After she gained the full respect of her tribe, she continued to lead many successful war parties and hunting expeditions. She never married, and although she led war parties and wore men's clothes, it is said that she also cooked for the men and repaired their moccasins—which were tasks typically done by the women of the tribe, and as such the men had likely never been taught how to do so for themselves.

== Death and legacy ==
She died sometime after 1878 in a battle against the Flathead warriors. The Flathead warrior that killed her went by the name Zamalya. The Flathead warriors had heard that a woman was leading the war party, so they targeted her immediately, and clubbed her from behind. It is rumored among the Blackfeet that she died in battle because the Sun stopped protecting her after she broke her vow and slept with a man in the war party.
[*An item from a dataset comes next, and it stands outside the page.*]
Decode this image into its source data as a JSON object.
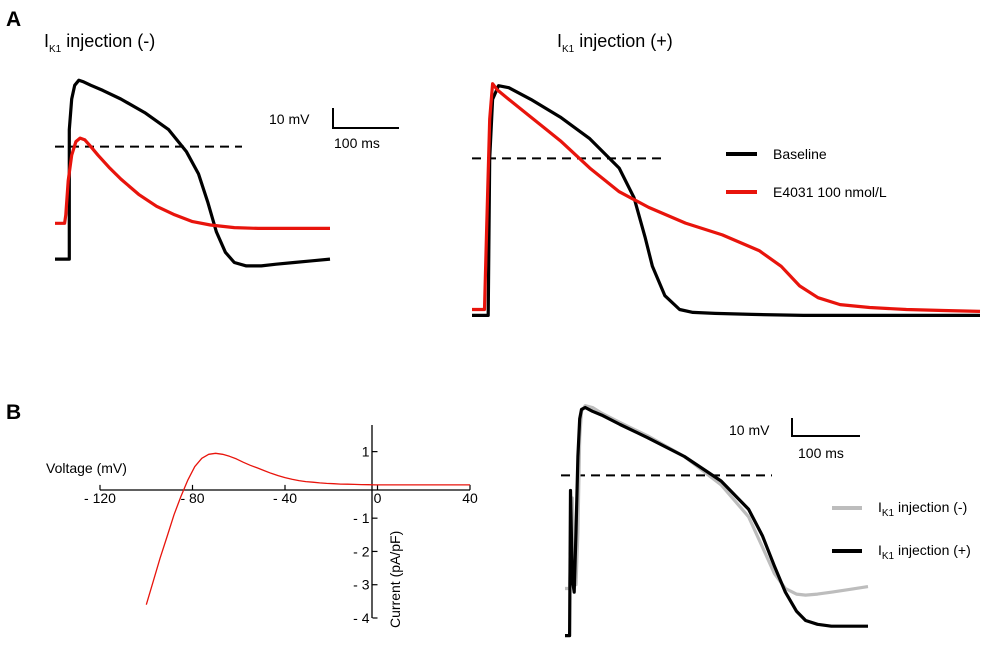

Today, the Pitamakan Lake in Glacier National Park, Montana is named after her. Montana is the site where many of her Blackfeet descendants still reside on a reservation in modern-day America.

==Other uses of name==
There is a long-running joke about U.S. politicians being given the honorary name "Running Eagle" or "Walking Eagle" as part of a tribal ceremony, only to later learn that it means "a bird so full of shit that it can't fly".

==Sources==
- Hungry Wolf, Beverly The Ways of My Grandmothers
- Bright, William. Native American Placenames of the United States. Norman: U of Oklahoma, 2004. Print.
- Lisa, Laurie. Native American Women: A Biographical Dictionary. Ed. Gretchen M. Bataille. New York: Garland, 1993. Print.
- McManus, Sheila. "Pitamakan." Encyclopedia of Lesbian, Gay, Bisexual and Transgender History in America. Ed. Marc Stein. Detroit: Charles Scribner's Sons, 2004. Biography in Context. Web. 10 Dec. 2015.
- Waldman, Carl. Biographical Dictionary of American Indian History to 1900. New York: Facts on File, 2001. Print.